Personal information
- Born: 10 November 1976 (age 49) New South Wales, Australia

Playing information
- Height: 174 cm (5 ft 9 in)
- Weight: 81 kg (12 st 11 lb)
- Position: Centre
Club
| Years | Team | Pld | T | G | FG | P |
| 1995–99 | Western Suburbs | 94 | 37 | 0 | 0 | 148 |
| 2000–02 | Wests Tigers | 55 | 30 | 1 | 1 | 123 |
| 2003 | Manly Sea Eagles | 16 | 5 | 0 | 0 | 20 |
| 2004–07 | Salford City Reds | 70 | 14 | 0 | 0 | 44 |
|  | Total | 235 | 86 | 1 | 1 | 335 |
Representative
| Years | Team | Pld | T | G | FG | P |
| 2002 | NSW City | 1 | 1 | 0 | 0 | 4 |
- Source:
- Relatives: Ken McGuinness (brother)

= Kevin McGuinness =

Australian rugby league footballer

Kevin McGuinness (born 10 November 1976) is an Indigenous Australian former professional rugby league footballer who played in the 1990s, and 2000s. He played for Salford City Reds in the Super League, the Western Suburbs Magpies, Wests Tigers and Manly-Warringah Sea Eagles in the Australian National Rugby League (NRL) competition. His position of choice is at .

==Career==
While attending Sarah Redfern High School, McGuinness played for the Australian Schoolboys team in 1995.

McGuinness was graded to Western Suburbs on 7 May 1995 when he was 18, playing from the bench against the Penrith Panthers. His older brother, Ken, was in the same side. He played two more games as a reserve, before playing as halfback in two games late in the season, both losses.

McGuinness started 1996 as a centre. In round 4, he scored his first try against the Auckland Warriors, in what was described as, "a two-try, five-star performance," as Western Suburbs won 22–8. He finished the season with 7 tries from 21 games, alternating between centre, wing and bench. He was chosen as a reserve in the qualifying final loss against Cronulla, in what was to be the club's last ever finals appearance.

Starting 1997 from the bench, McGuinness showed his versatility by playing centre, five-eighth and hooker at different times during the season. From round 10 he scored 9 tries in 10 games. In the next two years, he played in every game for the Magpies. In what were poor seasons for the club, he managed 21 tries. In 1999, he was the club's leading try-scorer.

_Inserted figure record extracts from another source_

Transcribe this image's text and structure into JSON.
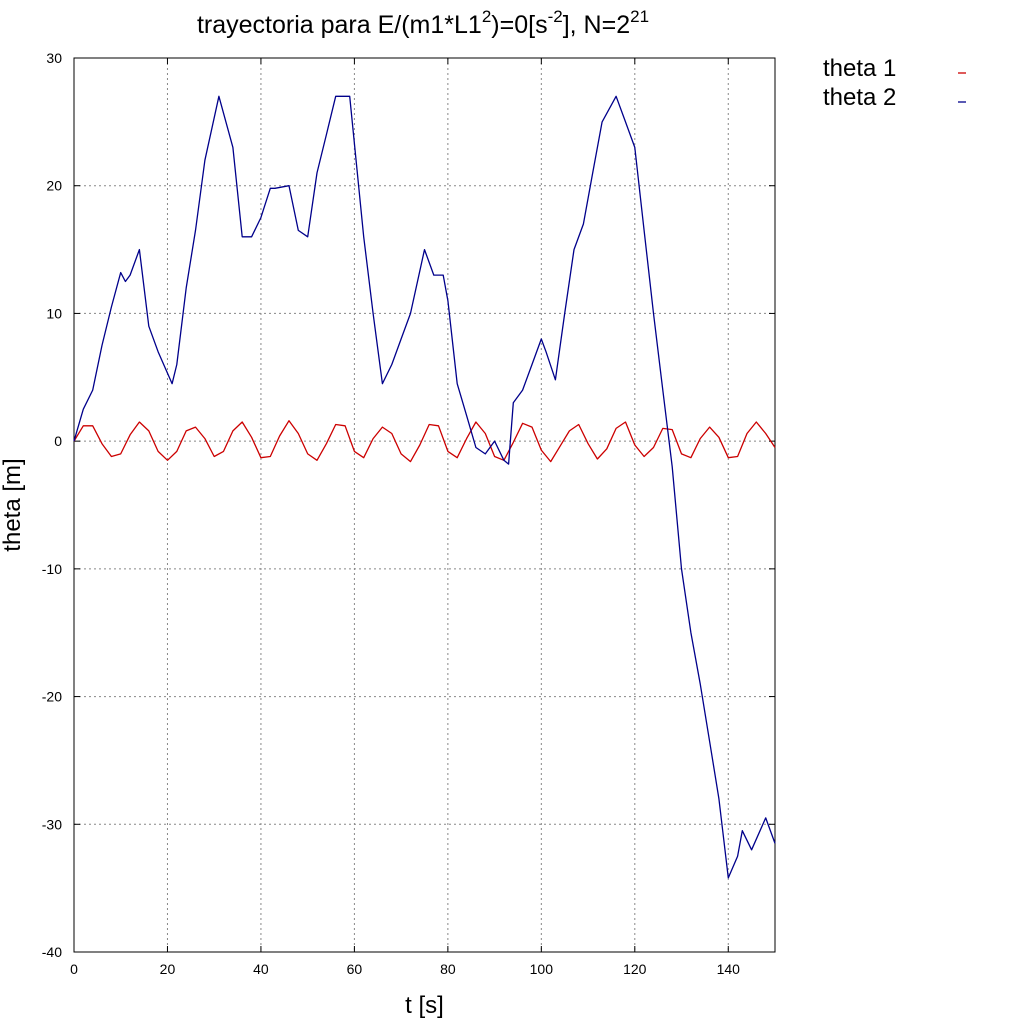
{
  "chart_data": {
    "type": "line",
    "title": {
      "main": "trayectoria para E/(m1*L1",
      "sup1": "2",
      "mid": ")=0[s",
      "sup2": "-2",
      "mid2": "], N=2",
      "sup3": "21"
    },
    "xlabel": "t [s]",
    "ylabel": "theta [m]",
    "xlim": [
      0,
      150
    ],
    "ylim": [
      -40,
      30
    ],
    "xticks": [
      0,
      20,
      40,
      60,
      80,
      100,
      120,
      140
    ],
    "yticks": [
      -40,
      -30,
      -20,
      -10,
      0,
      10,
      20,
      30
    ],
    "grid": true,
    "legend_position": "outside-top-right",
    "series": [
      {
        "name": "theta 1",
        "color": "#cc0000",
        "x": [
          0,
          2,
          4,
          6,
          8,
          10,
          12,
          14,
          16,
          18,
          20,
          22,
          24,
          26,
          28,
          30,
          32,
          34,
          36,
          38,
          40,
          42,
          44,
          46,
          48,
          50,
          52,
          54,
          56,
          58,
          60,
          62,
          64,
          66,
          68,
          70,
          72,
          74,
          76,
          78,
          80,
          82,
          84,
          86,
          88,
          90,
          92,
          94,
          96,
          98,
          100,
          102,
          104,
          106,
          108,
          110,
          112,
          114,
          116,
          118,
          120,
          122,
          124,
          126,
          128,
          130,
          132,
          134,
          136,
          138,
          140,
          142,
          144,
          146,
          148,
          150
        ],
        "y": [
          0,
          1.2,
          1.2,
          -0.2,
          -1.2,
          -1.0,
          0.5,
          1.5,
          0.8,
          -0.8,
          -1.5,
          -0.8,
          0.8,
          1.1,
          0.2,
          -1.2,
          -0.8,
          0.8,
          1.5,
          0.3,
          -1.3,
          -1.2,
          0.4,
          1.6,
          0.6,
          -1.0,
          -1.5,
          -0.2,
          1.3,
          1.2,
          -0.8,
          -1.3,
          0.2,
          1.1,
          0.6,
          -1.0,
          -1.6,
          -0.3,
          1.3,
          1.2,
          -0.8,
          -1.3,
          0.2,
          1.5,
          0.6,
          -1.2,
          -1.5,
          -0.1,
          1.4,
          1.1,
          -0.7,
          -1.6,
          -0.4,
          0.8,
          1.3,
          -0.2,
          -1.4,
          -0.6,
          1.0,
          1.5,
          -0.3,
          -1.2,
          -0.5,
          1.0,
          0.9,
          -1.0,
          -1.3,
          0.2,
          1.1,
          0.3,
          -1.3,
          -1.2,
          0.6,
          1.5,
          0.6,
          -0.5
        ]
      },
      {
        "name": "theta 2",
        "color": "#00008b",
        "x": [
          0,
          2,
          4,
          6,
          8,
          10,
          11,
          12,
          14,
          16,
          18,
          21,
          22,
          24,
          26,
          28,
          31,
          34,
          36,
          38,
          40,
          42,
          43,
          46,
          48,
          50,
          52,
          54,
          56,
          59,
          62,
          64,
          66,
          68,
          70,
          72,
          75,
          77,
          79,
          80,
          82,
          84,
          86,
          88,
          90,
          92,
          93,
          94,
          96,
          98,
          100,
          101,
          103,
          105,
          107,
          109,
          111,
          113,
          116,
          118,
          120,
          122,
          124,
          126,
          128,
          130,
          132,
          134,
          136,
          138,
          140,
          142,
          143,
          145,
          148,
          150
        ],
        "y": [
          0,
          2.5,
          4,
          7.5,
          10.5,
          13.2,
          12.5,
          13,
          15,
          9,
          7,
          4.5,
          6,
          12,
          16.5,
          22,
          27,
          23,
          16,
          16,
          17.5,
          19.8,
          19.8,
          20,
          16.5,
          16,
          21,
          24,
          27,
          27,
          16,
          10,
          4.5,
          6,
          8,
          10,
          15,
          13,
          13,
          11,
          4.5,
          2,
          -0.5,
          -1,
          0,
          -1.5,
          -1.8,
          3,
          4,
          6,
          8,
          7,
          4.8,
          10,
          15,
          17,
          21,
          25,
          27,
          25,
          23,
          16.5,
          10,
          4,
          -2,
          -10,
          -15,
          -19,
          -23.5,
          -28,
          -34.2,
          -32.5,
          -30.5,
          -32,
          -29.5,
          -31.5
        ]
      }
    ]
  }
}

With the Western Suburbs forming a joint venture with the Balmain Tigers for the 2000 NRL season, McGuinness was a member of the newly formed Wests Tigers. He played in all 24 games, scoring a personal best 14 tries.

At the start of 2001, McGuinness scored 5 tries in the first three games. His fortune soon changed when he, along with fellow Tiger, Craig Field, was banned by the NRL for six months after testing positive to illegal substances. After undergoing counselling, McGuinness returned to the NRL two months before the ban was lifted and was back with the first grade team for round 23 against the Newcastle Knights at Campbelltown Stadium, where he scored a try.

The Sydney Morning Herald rated McGuinness in the top 34 State of Origin eligible players in 2002, with Roy Masters claiming he was the best player at the Wests Tigers. McGuinness set the record for the most tries scored in a match by a Wests Tigers player on 4 August 2002, when he scored 4 tries against Souths.

In 2004, after a season at Manly, McGuinness moved to the Salford City Reds. While at Salford he became a firm fans' favourite, and earned the nickname "The Buddha." He left the Salford City Reds at the end of the 2007 season, and though quite a few players left at the end of that year, he in particular, received a standing ovation, with sections of the crowd chanting "Buddha, Buddha, Buddha," as a homage to the player.

After retiring from the highest level of a football, McGuiness won 2 premierships with Wollongong Wests in the Illawarra competition. In 2011, he joined the Queanbeyan Blues in Canberra's Group 8.